Johann Wolfgang von Goethe über Glücklichwerden

  • Willst du immer weiter schweifen?
    Sieh, das Gute liegt so nah.
    Lerne nur das Glück ergreifen:
    Denn das Glück ist immer da.

Johann Wolfgang von Goethe

deutscher Dichter

* 28.08.1749 Frankfurt am Main
† 22.03.1832 Weimar

Gedanken von Christa Schyboll zum Zitat

Goethe spricht viele seiner Weisheiten in literarisch schöner Sprache aus. So auch seine berühmte "Erinnerung": "Willst du immer weiter schweifen? Sieh, das Gute liegt so nah. Lerne nur das Glück ergreifen: Denn das Glück ist immer da."

Das Glück, so empfinden viele Menschen, ist vor allem da, wo man selbst gerade im Moment nicht ist. Auf einer Urlaubsinsel vielleicht. Oder vielleicht liegt es auch auf dem K2, der endlich einmal erklettert und gemeistert werden will. Was hier ist, vor Ort, im Moment, ist doch meist nur der schnöde Alltag. Die Last mit Beruf und Familie, die drückenden Sorgen, die unzureichende Freizeit, von Freiheit schon gar nicht zu reden angesichts der Bedingungen, die man fürs existenzielle Überleben an sich braucht. – Also raus aus der Bude, raus aus dem Alltag, raus aus dem alltäglichen schnöden Sein, das uns doch nichts abverlangt als eine unmenschliche Geduld.

Aber wohin? Ist es etwa eine Frage von Entfernung im Raum, wenn ich auf der Suche nach dem Glück bin? Oder ist es letztlich nur eine Frage der inneren Haltung, die mit und ohne räumliche Entfernung überall und jederzeit seine Wirkung entfalten kann.

Johann Wolfgang von Goethe hat es erkannt. Er konnte in der Ferne wie in der Nähe sein Glück finden, weil er wusste, wo es zu finden war. Nämlich einerseits an jedem Ort, in jedem Ding – und andererseits in sich selbst und in der inneren Haltung zum Leben.

Diese Seins-Sichtweise ist nicht ortsgebunden, braucht keine langen Reisen, schließt sie aber auch nicht aus. Das Glück ist immer da, behauptet er zu Recht. Es braucht jedoch eine Art innere Reise, auf die man sich begeben muss. Eine Reise der Seele, die sich neu auf das Leben ausrichtet. Ein Gedankengebäude, das seinen Blickwinkel erheblich über das hinaus ausweitet, was ihm bisher vors Auge kam. Ein inneres Auge muss quasi geöffnet werden, um nun eine neue Schönheit oder Spannung z u erkennen, die uns alle unmittelbar und immer umgibt. Man nennt es auch das urphänomenale sehen. Goethe wusste uns zudem auch zu berichten, dass nichts schwieriger ist, als das zu sehen, was direkt vor unseren Augen liegt.

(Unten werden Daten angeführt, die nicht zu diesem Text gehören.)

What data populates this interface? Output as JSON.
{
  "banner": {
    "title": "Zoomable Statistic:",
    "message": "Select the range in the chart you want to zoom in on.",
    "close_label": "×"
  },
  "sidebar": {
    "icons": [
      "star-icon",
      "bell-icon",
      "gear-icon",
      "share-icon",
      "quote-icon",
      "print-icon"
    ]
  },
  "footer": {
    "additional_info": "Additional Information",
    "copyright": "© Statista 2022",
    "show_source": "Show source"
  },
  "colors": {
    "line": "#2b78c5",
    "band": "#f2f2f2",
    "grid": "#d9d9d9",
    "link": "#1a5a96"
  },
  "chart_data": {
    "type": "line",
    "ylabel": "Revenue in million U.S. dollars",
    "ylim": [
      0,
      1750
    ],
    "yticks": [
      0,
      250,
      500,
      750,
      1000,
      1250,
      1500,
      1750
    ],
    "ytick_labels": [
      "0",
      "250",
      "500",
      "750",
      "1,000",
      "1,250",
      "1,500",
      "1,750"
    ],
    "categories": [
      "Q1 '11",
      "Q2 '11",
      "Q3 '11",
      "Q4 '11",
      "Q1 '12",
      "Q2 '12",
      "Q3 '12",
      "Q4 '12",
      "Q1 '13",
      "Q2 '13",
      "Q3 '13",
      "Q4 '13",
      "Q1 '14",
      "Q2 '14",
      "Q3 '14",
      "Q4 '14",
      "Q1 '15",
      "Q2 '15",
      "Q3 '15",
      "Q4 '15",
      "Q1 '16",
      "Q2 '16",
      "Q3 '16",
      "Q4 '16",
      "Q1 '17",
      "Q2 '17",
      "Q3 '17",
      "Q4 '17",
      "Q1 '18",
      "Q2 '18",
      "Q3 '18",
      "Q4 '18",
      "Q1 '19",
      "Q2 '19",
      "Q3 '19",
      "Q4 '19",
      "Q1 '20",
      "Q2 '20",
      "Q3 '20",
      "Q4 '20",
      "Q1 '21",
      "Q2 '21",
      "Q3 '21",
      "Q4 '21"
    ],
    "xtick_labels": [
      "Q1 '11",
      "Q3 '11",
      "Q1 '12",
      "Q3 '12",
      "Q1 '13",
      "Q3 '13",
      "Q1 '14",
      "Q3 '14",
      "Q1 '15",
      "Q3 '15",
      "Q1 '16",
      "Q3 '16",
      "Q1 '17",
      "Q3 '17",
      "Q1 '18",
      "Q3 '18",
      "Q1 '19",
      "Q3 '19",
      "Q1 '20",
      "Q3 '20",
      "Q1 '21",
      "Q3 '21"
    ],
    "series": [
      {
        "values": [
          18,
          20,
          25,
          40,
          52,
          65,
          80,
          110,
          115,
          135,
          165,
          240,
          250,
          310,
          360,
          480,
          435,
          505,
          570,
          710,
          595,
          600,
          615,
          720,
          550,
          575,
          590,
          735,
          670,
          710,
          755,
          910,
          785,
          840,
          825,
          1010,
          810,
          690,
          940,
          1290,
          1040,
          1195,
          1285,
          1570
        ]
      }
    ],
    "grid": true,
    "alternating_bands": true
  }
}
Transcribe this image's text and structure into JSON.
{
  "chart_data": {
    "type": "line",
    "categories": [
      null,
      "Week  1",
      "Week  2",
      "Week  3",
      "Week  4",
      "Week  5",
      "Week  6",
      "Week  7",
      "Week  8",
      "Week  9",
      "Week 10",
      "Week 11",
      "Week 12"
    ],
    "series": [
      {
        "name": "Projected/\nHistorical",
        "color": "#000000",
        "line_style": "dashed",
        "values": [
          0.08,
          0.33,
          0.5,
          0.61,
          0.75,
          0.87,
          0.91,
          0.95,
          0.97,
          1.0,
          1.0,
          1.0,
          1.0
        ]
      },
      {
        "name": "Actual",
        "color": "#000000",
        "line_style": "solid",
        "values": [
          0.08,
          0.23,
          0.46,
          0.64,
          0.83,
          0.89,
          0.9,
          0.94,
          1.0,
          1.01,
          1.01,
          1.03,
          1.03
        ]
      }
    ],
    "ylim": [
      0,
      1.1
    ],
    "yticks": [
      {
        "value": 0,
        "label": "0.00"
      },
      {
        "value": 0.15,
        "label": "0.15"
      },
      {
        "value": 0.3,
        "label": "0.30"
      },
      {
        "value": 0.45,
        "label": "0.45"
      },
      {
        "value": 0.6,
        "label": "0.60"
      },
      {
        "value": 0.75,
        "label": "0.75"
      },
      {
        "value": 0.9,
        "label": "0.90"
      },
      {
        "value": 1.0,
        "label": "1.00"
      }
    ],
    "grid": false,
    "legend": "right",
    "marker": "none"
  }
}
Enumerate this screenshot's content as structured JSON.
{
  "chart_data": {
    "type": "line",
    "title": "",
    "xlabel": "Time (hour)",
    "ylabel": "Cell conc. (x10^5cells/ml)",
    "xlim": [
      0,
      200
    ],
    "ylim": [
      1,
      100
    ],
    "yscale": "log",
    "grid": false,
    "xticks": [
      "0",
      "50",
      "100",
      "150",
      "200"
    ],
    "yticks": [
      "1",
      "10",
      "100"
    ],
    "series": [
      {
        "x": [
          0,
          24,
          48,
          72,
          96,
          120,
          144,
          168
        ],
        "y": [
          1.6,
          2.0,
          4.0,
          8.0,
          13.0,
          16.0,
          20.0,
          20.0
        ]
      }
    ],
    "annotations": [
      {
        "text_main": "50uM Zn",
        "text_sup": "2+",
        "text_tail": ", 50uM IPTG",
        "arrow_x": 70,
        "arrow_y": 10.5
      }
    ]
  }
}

Nicht die äußere Umgebung ist das, was wir in der Regel zum Glück brauchen, sondern einen inneren Blick, der uns jede äußere Umgebung in einem neuen Licht erscheinen lässt, welches uns Erstaunen lässt, wenn wir das richtige Schauen erst einmal erlernen. Das braucht Training, in die nicht nur alle äußere Sinne eingebunden sind, sondern der ganze Mensch mit all seinen Gedanken und der Fähigkeit des Erfühlens.

Reisen, in die Ferne schweifen kann den Horizont enorm erweitern. Entscheidend ist dabei, ob man den Reiseantritt als Flucht vor unbewältigten Problemen vor Ort oder vor sich selbst benutzte oder ob man in der Lage ist, an jedem Ort der Welt das Zauberhafte zu finden, dass uns vom Wahn befreit, das Glück sei nur immer dort, wo man gerade nicht selbst verweilt.